To give credit - Apples human interface guidelines for the original Macintosh were wonderfull in giving guidance where the UI as a concept was bound to be foreign to most. Also, the first commodity GUIs were on resource strained hardware so they could not do everything effectively.
I think we are now at a point where the glowing animated screen is far more familiar to most people and the raw power available on most devices is such the only rational constraint for UI design is that use experience must be understandable to most and that the underlying system must play nicely with rest of the device.

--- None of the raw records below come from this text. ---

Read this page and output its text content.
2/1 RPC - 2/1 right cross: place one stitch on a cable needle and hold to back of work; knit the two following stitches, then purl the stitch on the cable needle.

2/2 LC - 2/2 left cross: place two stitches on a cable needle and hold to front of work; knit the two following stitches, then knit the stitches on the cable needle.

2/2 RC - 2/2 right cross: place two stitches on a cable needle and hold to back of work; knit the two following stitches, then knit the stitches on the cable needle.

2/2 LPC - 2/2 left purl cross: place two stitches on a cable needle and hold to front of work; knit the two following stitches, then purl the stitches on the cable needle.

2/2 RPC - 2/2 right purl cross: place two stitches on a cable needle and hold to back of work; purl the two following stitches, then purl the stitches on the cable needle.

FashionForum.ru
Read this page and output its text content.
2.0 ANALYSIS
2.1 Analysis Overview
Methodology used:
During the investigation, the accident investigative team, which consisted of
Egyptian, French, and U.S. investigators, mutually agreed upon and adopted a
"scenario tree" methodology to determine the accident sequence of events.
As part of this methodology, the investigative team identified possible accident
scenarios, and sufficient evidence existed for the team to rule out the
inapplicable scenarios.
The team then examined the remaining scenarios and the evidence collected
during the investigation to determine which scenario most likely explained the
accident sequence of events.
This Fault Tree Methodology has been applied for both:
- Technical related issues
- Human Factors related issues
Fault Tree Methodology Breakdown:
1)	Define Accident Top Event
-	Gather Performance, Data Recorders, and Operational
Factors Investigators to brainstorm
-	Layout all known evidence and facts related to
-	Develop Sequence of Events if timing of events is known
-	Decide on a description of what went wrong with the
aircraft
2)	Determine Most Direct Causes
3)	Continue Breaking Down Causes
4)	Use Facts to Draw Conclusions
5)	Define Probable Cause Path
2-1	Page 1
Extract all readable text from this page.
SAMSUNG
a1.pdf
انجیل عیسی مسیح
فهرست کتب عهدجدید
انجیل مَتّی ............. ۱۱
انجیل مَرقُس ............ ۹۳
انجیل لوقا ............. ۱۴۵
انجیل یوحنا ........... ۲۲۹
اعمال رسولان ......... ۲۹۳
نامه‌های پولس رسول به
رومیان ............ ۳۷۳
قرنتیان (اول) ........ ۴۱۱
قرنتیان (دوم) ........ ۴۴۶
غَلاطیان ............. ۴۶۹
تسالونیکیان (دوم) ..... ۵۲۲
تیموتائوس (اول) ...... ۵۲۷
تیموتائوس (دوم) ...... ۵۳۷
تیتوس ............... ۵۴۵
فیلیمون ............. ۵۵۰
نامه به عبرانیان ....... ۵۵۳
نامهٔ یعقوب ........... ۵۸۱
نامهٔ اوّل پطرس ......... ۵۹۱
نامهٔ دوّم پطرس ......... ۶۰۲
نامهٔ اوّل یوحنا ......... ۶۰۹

If I have a choice, I'm always choosing native application for macOS. It's eating less memory (because all shared libraries are already loaded), it provides similar experience as other apps (menu bar, context menu), it's usually works much faster (because Objective C is quite fast compared to some interpreted languages). Sometimes I don't have a choice (like Intellij Idea), so I have to live with Java or Chromium application, but I don't like that experience.
It seems like "must be UI native" is a way for Mac fanboys to try to enforce their preferred design paradigm on otherwise-uninterested people.